MerlinApexDylan said:


> And yet you responded. :wink: :mg: :tongue:


But I didn't respond to the comment now, did I?


----------



## 3dhoyt (Jan 20, 2005)

Scooter_SC said:


> Just out of curiosity 3dhoyt, how would you know men are posting in the women’s forum if you weren't in it yourself? Were you peeking??? :wink:


Just wanted you to know, I belong here.


----------



## MerlinApexDylan (Oct 14, 2002)

Clickerati said:


> But I didn't respond to the comment now, did I?



A response is a response. :wink:


----------



## MerlinApexDylan (Oct 14, 2002)

This is my girlfriend. Hunts and Shoots Olympic style archery. Trying to get her to bowhunt. But she likes her rifle. :teeth: :shade: She's awsome. :wink: That was a hat I won at a shoot that she is wearing. Guess who owns the hat now.  :wink:


----------



## Scooter_SC (Jan 26, 2005)

3dhoyt said:


> Just wanted you to know, I belong here.

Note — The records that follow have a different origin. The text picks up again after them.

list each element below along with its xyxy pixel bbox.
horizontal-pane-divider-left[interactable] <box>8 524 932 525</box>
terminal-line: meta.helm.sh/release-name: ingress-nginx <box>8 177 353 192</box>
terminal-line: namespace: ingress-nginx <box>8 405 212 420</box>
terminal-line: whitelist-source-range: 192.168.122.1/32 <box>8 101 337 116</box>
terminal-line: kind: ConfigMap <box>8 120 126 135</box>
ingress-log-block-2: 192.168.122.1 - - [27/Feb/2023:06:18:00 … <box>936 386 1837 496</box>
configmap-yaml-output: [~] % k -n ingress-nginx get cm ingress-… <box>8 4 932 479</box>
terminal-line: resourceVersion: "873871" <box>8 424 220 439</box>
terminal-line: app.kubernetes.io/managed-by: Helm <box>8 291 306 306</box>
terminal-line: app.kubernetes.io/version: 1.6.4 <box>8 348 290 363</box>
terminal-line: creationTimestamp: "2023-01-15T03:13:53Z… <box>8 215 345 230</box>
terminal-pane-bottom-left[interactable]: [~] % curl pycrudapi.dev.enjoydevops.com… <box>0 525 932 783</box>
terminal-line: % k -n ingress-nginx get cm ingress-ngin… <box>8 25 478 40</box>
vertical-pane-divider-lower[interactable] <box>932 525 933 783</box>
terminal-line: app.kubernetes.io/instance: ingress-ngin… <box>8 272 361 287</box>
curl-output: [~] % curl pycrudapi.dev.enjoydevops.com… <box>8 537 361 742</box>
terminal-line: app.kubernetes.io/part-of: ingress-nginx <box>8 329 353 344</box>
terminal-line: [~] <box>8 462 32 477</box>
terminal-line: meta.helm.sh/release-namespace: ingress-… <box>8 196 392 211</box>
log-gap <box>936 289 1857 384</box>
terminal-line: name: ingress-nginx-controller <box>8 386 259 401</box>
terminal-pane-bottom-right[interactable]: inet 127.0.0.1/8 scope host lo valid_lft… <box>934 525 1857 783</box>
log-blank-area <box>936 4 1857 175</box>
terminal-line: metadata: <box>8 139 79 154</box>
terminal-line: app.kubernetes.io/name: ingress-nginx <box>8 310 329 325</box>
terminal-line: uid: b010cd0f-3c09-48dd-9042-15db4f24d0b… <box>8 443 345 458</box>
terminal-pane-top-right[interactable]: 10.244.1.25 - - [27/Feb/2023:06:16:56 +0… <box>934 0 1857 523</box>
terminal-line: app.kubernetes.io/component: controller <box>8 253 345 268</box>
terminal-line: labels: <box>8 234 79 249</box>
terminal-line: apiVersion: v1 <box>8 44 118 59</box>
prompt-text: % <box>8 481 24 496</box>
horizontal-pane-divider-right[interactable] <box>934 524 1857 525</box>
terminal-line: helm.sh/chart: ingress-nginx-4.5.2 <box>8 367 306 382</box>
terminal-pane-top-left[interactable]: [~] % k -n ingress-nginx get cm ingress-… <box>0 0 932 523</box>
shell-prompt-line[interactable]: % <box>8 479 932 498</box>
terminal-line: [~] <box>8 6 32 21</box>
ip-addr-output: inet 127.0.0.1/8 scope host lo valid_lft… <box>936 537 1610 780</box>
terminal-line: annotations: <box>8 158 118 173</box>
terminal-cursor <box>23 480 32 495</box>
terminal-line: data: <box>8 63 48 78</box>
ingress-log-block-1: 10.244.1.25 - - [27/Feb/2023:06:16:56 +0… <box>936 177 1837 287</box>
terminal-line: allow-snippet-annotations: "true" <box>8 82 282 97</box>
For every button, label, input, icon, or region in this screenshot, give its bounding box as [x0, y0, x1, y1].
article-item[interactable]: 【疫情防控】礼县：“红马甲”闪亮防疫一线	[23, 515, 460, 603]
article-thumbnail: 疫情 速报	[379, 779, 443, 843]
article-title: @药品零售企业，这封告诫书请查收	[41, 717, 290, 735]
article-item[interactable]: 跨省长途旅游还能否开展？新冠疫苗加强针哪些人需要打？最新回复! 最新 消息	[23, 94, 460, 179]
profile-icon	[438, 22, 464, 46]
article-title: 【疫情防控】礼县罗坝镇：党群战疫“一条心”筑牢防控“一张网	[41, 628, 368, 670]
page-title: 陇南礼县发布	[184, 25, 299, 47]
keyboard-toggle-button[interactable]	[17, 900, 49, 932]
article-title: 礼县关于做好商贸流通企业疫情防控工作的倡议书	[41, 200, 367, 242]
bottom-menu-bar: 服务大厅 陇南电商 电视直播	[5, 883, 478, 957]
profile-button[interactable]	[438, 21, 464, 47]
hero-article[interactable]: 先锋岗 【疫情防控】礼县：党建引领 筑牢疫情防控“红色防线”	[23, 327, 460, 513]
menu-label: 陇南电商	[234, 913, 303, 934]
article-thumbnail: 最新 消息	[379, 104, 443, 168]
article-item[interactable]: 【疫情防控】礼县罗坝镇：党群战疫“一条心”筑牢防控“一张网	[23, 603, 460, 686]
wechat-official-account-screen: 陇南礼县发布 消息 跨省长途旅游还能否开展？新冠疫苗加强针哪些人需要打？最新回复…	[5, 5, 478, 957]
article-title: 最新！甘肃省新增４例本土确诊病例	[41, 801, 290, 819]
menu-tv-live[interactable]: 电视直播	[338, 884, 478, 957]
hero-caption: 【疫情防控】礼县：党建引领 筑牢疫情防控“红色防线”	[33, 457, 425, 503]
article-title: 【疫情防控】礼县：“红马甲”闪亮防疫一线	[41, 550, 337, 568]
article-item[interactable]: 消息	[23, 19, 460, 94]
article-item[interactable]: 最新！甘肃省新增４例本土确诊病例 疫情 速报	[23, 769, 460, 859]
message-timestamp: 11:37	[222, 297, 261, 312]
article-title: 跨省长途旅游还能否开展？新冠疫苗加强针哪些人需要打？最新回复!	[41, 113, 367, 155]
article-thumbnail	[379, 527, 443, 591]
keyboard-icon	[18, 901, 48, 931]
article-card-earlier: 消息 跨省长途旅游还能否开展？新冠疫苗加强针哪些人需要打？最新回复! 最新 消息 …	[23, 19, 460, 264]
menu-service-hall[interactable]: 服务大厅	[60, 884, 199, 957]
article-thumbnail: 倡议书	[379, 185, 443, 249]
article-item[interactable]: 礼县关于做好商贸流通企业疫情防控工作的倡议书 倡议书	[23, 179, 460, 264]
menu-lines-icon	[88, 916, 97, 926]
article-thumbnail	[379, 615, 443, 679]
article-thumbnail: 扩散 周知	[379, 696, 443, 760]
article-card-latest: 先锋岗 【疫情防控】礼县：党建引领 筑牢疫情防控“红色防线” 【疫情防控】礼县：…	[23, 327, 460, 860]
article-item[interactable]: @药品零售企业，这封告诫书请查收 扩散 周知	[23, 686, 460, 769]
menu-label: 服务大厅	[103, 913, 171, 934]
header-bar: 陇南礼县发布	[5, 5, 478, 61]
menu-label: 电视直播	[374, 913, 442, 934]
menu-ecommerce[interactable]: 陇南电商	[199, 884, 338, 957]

Ooops!!! :embarasse Just incase you were wondering, I like to eat my crow warm...


----------



## Clickerati (Mar 20, 2005)

Scooter_SC said:


> Ooops!!! :embarasse Just incase you were wondering, I like to eat my crow warm...


Awww. In your defense, 3DHoyt's profile/nick don't give away too much, Scooter. Easy mistake to make. But you gotta watch them Michigan ladies...they'll catch you when you're off guard!!! :wink:


----------



## Daemonspeeding (Jul 3, 2004)

Clickerati said:


> But you gotta watch them Michigan ladies...they'll catch you when you're off guard!!! :wink:


No comment.


----------



## Scooter_SC (Jan 26, 2005)

Clickerati said:


> Awww. In your defense, 3DHoyt's profile/nick don't give away too much, Scooter. Easy mistake to make. But you gotta watch them Michigan ladies...they'll catch you when you're off guard!!! :wink:


No doubt about that Leigh!


----------



## Clickerati (Mar 20, 2005)

Scooter_SC said:


> No doubt about that Leigh!


Good looking and smart!! Two points for Scooter!! :wink:


----------



## dea dell'arco (Feb 28, 2005)

Clickerati said:


> Good looking and smart!! Two points for Scooter!! :wink:



Yea, too bad he lives so far away! :angel:


----------



## Clickerati (Mar 20, 2005)

dea dell'arco said:


> Yea, too bad he lives so far away! :angel:


Wonder if we could have him shipped FedEx overnight?? :wink:


----------



## dea dell'arco (Feb 28, 2005)

Clickerati said:


> Wonder if we could have him shipped FedEx overnight?? :wink:



They claim that anyone can use fed ex....we might be able to pull that off. LOL


----------



## Clickerati (Mar 20, 2005)

dea dell'arco said:


> They claim that anyone can use fed ex....we might be able to pull that off. LOL


As long as he doesn't mind a bit of packing tape, we're good to go!!! :wink:


----------



## dea dell'arco (Feb 28, 2005)

Clickerati said:


> As long as he doesn't mind a bit of packing tape, we're good to go!!! :wink:


The places I could go with that comment......but I won't
LOL


----------



## Clickerati (Mar 20, 2005)

dea dell'arco said:


> The places I could go with that comment......but I won't
> LOL


Oh please Dea, go there!!! :wink:


----------